The SEC’s letters specifically expressed apprehension regarding funds that aim to provide over 200% (2x) leveraged exposure to their underlying indices or securities.

This decision represents a notable pause in a previously lenient approval period for U.S. investment funds, which has seen the introduction of a wide array of cryptocurrency-based ETFs, private asset offerings, and increasingly sophisticated trading strategies. The funds currently under scrutiny are at the cutting edge of this trend, featuring high leverage, daily trading resets, and exposure to some of the most volatile market segments, such as individual stocks and digital currencies.

The SEC’s primary concern appears to be that these funds may be gauging risk against benchmarks that do not adequately capture the volatility of the assets involved.

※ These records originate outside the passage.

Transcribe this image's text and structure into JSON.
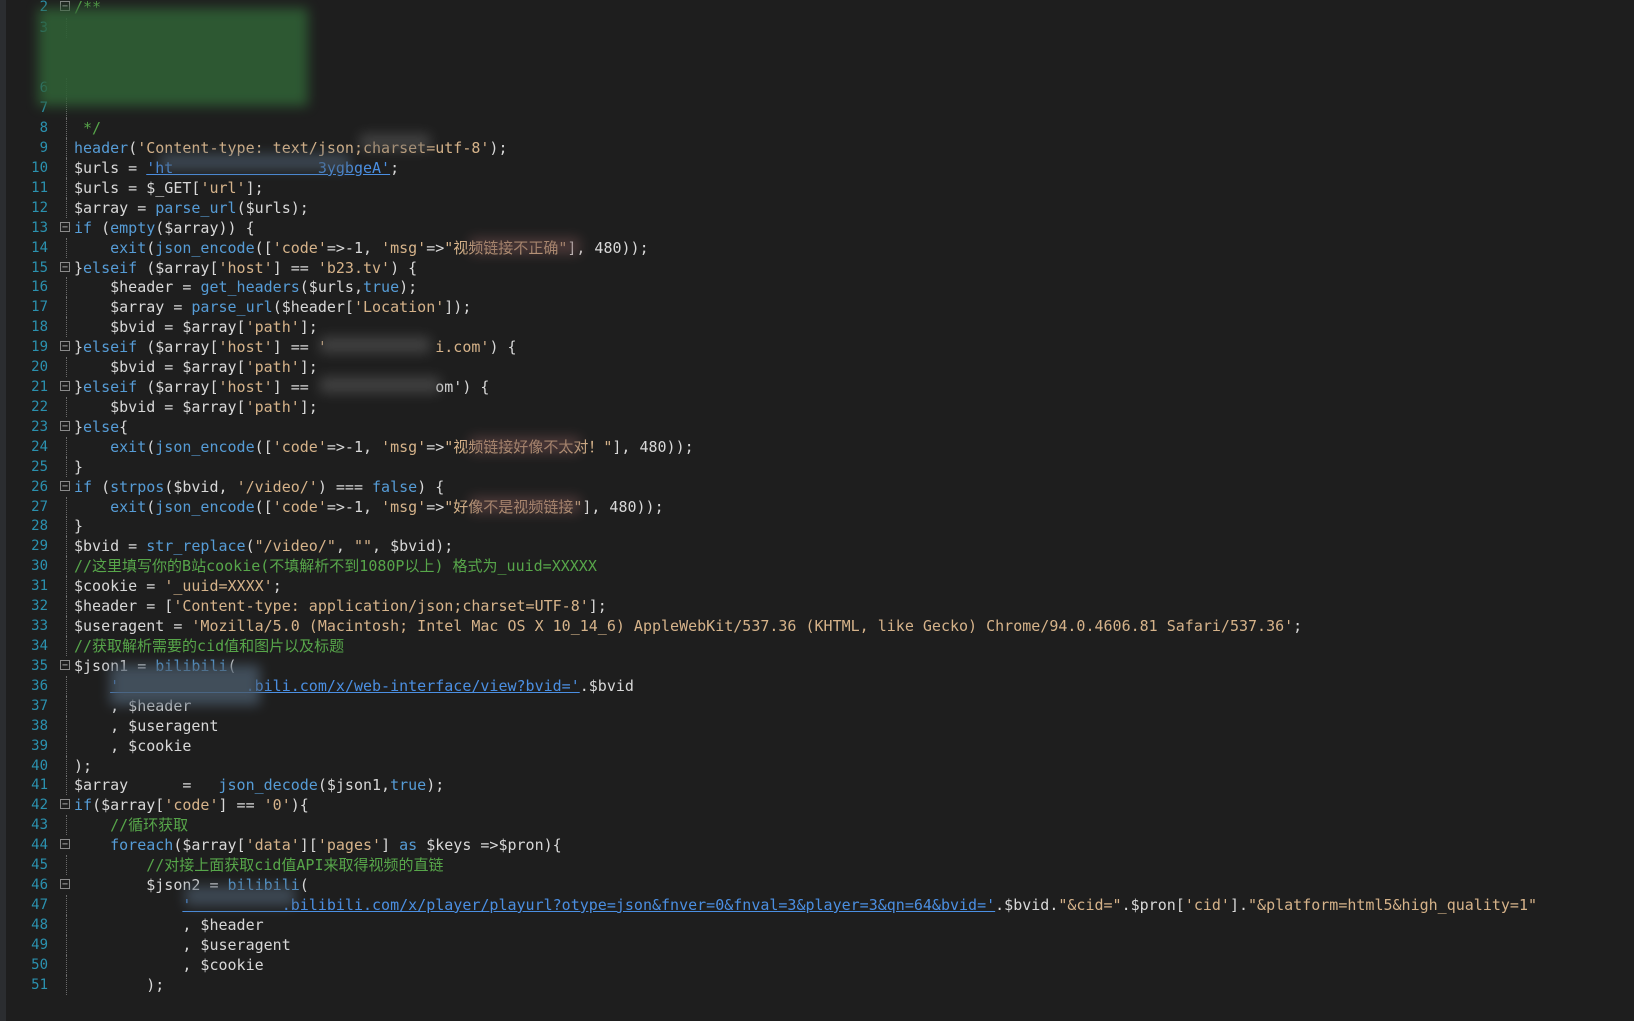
{
  "editor": {
    "lines": [
      {
        "n": "2",
        "fold": "⊟",
        "code": "/**",
        "cls": "cm"
      },
      {
        "n": "3",
        "code": ""
      },
      {
        "n": "6",
        "code": ""
      },
      {
        "n": "7",
        "code": ""
      },
      {
        "n": "8",
        "code": " */",
        "cls": "cm"
      },
      {
        "n": "9",
        "code": "header('Content-type: text/json;charset=utf-8');"
      },
      {
        "n": "10",
        "code": "$urls = 'ht                3ygbgeA';"
      },
      {
        "n": "11",
        "code": "$urls = $_GET['url'];"
      },
      {
        "n": "12",
        "code": "$array = parse_url($urls);"
      },
      {
        "n": "13",
        "fold": "⊟",
        "code": "if (empty($array)) {"
      },
      {
        "n": "14",
        "code": "    exit(json_encode(['code'=>-1, 'msg'=>\"视频链接不正确\"], 480));"
      },
      {
        "n": "15",
        "fold": "⊟",
        "code": "}elseif ($array['host'] == 'b23.tv') {"
      },
      {
        "n": "16",
        "code": "    $header = get_headers($urls,true);"
      },
      {
        "n": "17",
        "code": "    $array = parse_url($header['Location']);"
      },
      {
        "n": "18",
        "code": "    $bvid = $array['path'];"
      },
      {
        "n": "19",
        "fold": "⊟",
        "code": "}elseif ($array['host'] == '            i.com') {"
      },
      {
        "n": "20",
        "code": "    $bvid = $array['path'];"
      },
      {
        "n": "21",
        "fold": "⊟",
        "code": "}elseif ($array['host'] ==              om') {"
      },
      {
        "n": "22",
        "code": "    $bvid = $array['path'];"
      },
      {
        "n": "23",
        "fold": "⊟",
        "code": "}else{"
      },
      {
        "n": "24",
        "code": "    exit(json_encode(['code'=>-1, 'msg'=>\"视频链接好像不太对！\"], 480));"
      },
      {
        "n": "25",
        "code": "}"
      },
      {
        "n": "26",
        "fold": "⊟",
        "code": "if (strpos($bvid, '/video/') === false) {"
      },
      {
        "n": "27",
        "code": "    exit(json_encode(['code'=>-1, 'msg'=>\"好像不是视频链接\"], 480));"
      },
      {
        "n": "28",
        "code": "}"
      },
      {
        "n": "29",
        "code": "$bvid = str_replace(\"/video/\", \"\", $bvid);"
      },
      {
        "n": "30",
        "code": "//这里填写你的B站cookie(不填解析不到1080P以上) 格式为_uuid=XXXXX",
        "cls": "cm"
      },
      {
        "n": "31",
        "code": "$cookie = '_uuid=XXXX';"
      },
      {
        "n": "32",
        "code": "$header = ['Content-type: application/json;charset=UTF-8'];"
      },
      {
        "n": "33",
        "code": "$useragent = 'Mozilla/5.0 (Macintosh; Intel Mac OS X 10_14_6) AppleWebKit/537.36 (KHTML, like Gecko) Chrome/94.0.4606.81 Safari/537.36';"
      },
      {
        "n": "34",
        "code": "//获取解析需要的cid值和图片以及标题",
        "cls": "cm"
      },
      {
        "n": "35",
        "fold": "⊟",
        "code": "$json1 = bilibili("
      },
      {
        "n": "36",
        "code": "    '              .bili.com/x/web-interface/view?bvid='.$bvid"
      },
      {
        "n": "37",
        "code": "    , $header"
      },
      {
        "n": "38",
        "code": "    , $useragent"
      },
      {
        "n": "39",
        "code": "    , $cookie"
      },
      {
        "n": "40",
        "code": ");"
      },
      {
        "n": "41",
        "code": "$array      =   json_decode($json1,true);"
      },
      {
        "n": "42",
        "fold": "⊟",
        "code": "if($array['code'] == '0'){"
      },
      {
        "n": "43",
        "code": "    //循环获取",
        "cls": "cm"
      },
      {
        "n": "44",
        "fold": "⊟",
        "code": "    foreach($array['data']['pages'] as $keys =>$pron){"
      },
      {
        "n": "45",
        "code": "        //对接上面获取cid值API来取得视频的直链",
        "cls": "cm"
      },
      {
        "n": "46",
        "fold": "⊟",
        "code": "        $json2 = bilibili("
      },
      {
        "n": "47",
        "code": "            '          .bilibili.com/x/player/playurl?otype=json&fnver=0&fnval=3&player=3&qn=64&bvid='.$bvid.\"&cid=\".$pron['cid'].\"&platform=html5&high_quality=1\""
      },
      {
        "n": "48",
        "code": "            , $header"
      },
      {
        "n": "49",
        "code": "            , $useragent"
      },
      {
        "n": "50",
        "code": "            , $cookie"
      },
      {
        "n": "51",
        "code": "        );"
      }
    ]
  },
  "colors": {
    "background": "#1e1e1e",
    "line_number": "#2b91af",
    "keyword": "#569cd6",
    "string": "#d6b38a",
    "comment": "#57a64a",
    "link": "#4b8fe2"
  }
}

“Issuers are clearly trying to push past the 2x limit, which isn’t sitting well with the SEC,” commented Todd Thorne, a senior ETF strategist at Strategas. “They’ve been looking for ways around certain language, but there’s a kind of loophole in how a fund’s ‘reference asset’ is defined.”

Some of the funds identified in the SEC’s correspondence include those from Volatility Shares, which is attempting to launch a 5x leveraged ETF aimed at enhancing daily returns from particularly volatile assets, including individual stocks like Tesla and Nvidia and cryptocurrencies like Bitcoin and Ether. At this point, there are no 5x or even 3x single-stock ETFs permitted in the U.S., as SEC guidelines have historically limited leverage to 2x.

Leveraged products tend to draw interest from investors seeking quick profits, especially since trading volumes have surged during the pandemic, with total assets climbing to $162 billion as traders hunt for advantages in fast-paced markets. However, these products have faced criticism for potentially luring novice investors into risky, non-transparent investments. For example, GraniteShares had to cease sales of its 3x Short AMD ETF in October when a sudden spike in Advanced Micro Devices Inc.’s stock price eroded the value of the product overnight.

Interestingly, the SEC’s Division of Investment Management issued the letter on the same day it was written, signaling a strong desire to address these concerns without delay. Typically, the agency would take about 20 business days to communicate with companies post-review.

An SEC representative noted that the agency does not discuss ongoing registration issues. Meanwhile, representatives from Direxion, ProShares, and Tidal have yet to respond to inquiries for comments. A lawyer for Volatility Shares indicated that the company is in conversations with regulators but did not disclose additional details.